Does Islam Oppress Women? – How Islam Treats Women

In answering this question, we must differentiate between the teachings of Islam and the practice of some Muslims. Although some Muslim cultures oppress women, it often reflects local customs that are inconsistent, if not contrary to Islamic teachings. Islam expects its adherents to uphold the rights of women, to protect their social status and prevent their degradation in every way. Islam further holds that women are equal to men in their origin, their humanity, their honor and their accountability before God.

Also read: Islamic beliefs

Today, Western societies have actually demoted women to sex objects. The United States of America is one of the leading advocates of the so-called “women’s liberation” movement. Ironically, it also has one of the highest rates of sexual assault and rape in the world. According to an FBI report, in the year 1990, an average of 1756 rapes were commied in the US every single day.

The idea that Islam treats women as second class citizens worth half a man is nothing but a myth. Islam elevated the status of women over 1,400 years ago by declaring them the sisters of men, giving them the right to education to the highest level, the right to choose a husband, the right to end an unhappy marriage, the right to inheritance, in general, the rights of a full citizen of the state. Not only material and physical rights, but those of kindness and consideration are equally specified and significant in Islamic law.

Men and women are two equally important component parts of humanity, and the rights and responsibilities of both sexes are equitable and balanced in their totality. Roles of men and women are complementary and collaborative. Although their obligations might differ in certain areas of life in accordance with their basic physical and psychological differences, each is equally accountable for their particular responsibilities. Ignoring these differences is surely unrealistic, but there is no reason to assume from them that one sex is either superior or inferior to the other in any way.

Under Islamic law, when a Muslim woman gets married she does not surrender her maiden name, but keeps her distinct identity.

In a Muslim marriage, the groom gives a dowry to the bride herself, and not to her father.
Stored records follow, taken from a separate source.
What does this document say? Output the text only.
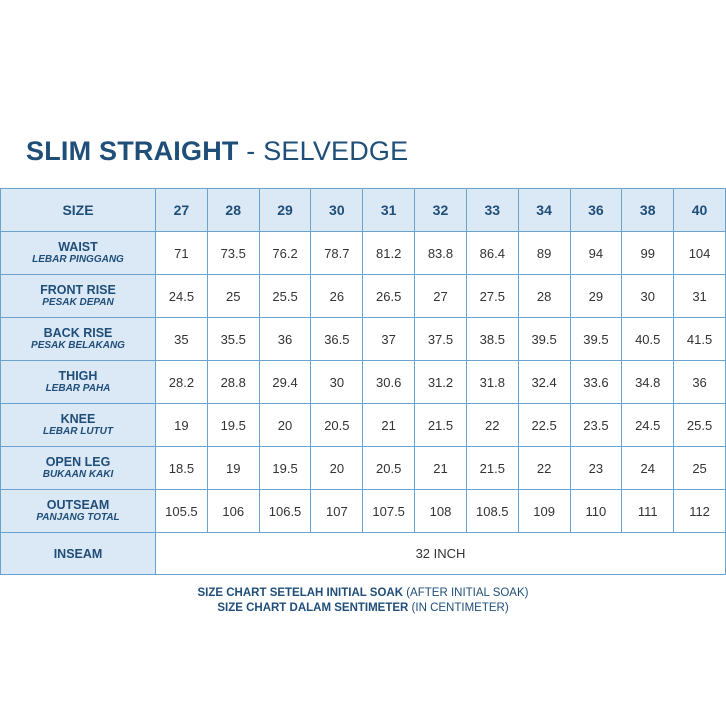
SLIM STRAIGHT - SELVEDGE
SIZE	27	28	29	30	31	32	33	34	36	38	40

WAIST
LEBAR PINGGANG	71	73.5	76.2	78.7	81.2	83.8	86.4	89	94	99	104

FRONT RISE
PESAK DEPAN	24.5	25	25.5	26	26.5	27	27.5	28	29	30	31

BACK RISE
PESAK BELAKANG	35	35.5	36	36.5	37	37.5	38.5	39.5	39.5	40.5	41.5

THIGH
LEBAR PAHA	28.2	28.8	29.4	30	30.6	31.2	31.8	32.4	33.6	34.8	36

KNEE
LEBAR LUTUT	19	19.5	20	20.5	21	21.5	22	22.5	23.5	24.5	25.5

OPEN LEG
BUKAAN KAKI	18.5	19	19.5	20	20.5	21	21.5	22	23	24	25

OUTSEAM
PANJANG TOTAL	105.5	106	106.5	107	107.5	108	108.5	109	110	111	112

INSEAM	32 INCH										
SIZE CHART SETELAH INITIAL SOAK (AFTER INITIAL SOAK)
SIZE CHART DALAM SENTIMETER (IN CENTIMETER)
This becomes her own personal property to keep, invest or spend, and is not subject to the dictates of any of her male relatives. The Qur’an places on men the responsibility of protecting and maintaining all of their female relatives. It means, as well, that a man must provide for his wife and family even if she has money of her own. She is not obligated to spend any of her money towards the maintenance of her family. This relieves a woman of the need to earn a living, but she can work if she chooses to do so or if her circumstances warrant it.

The family, like any other organization, needs order and leadership. The Qur’an states that the husband has a “degree” of authority over his wife, which means guardianship. It is important to note, however, that guardianship is in no way a license to be a tyrant within the household. Rather, it is a burden of responsibility for the husband to care completely for his wife and children.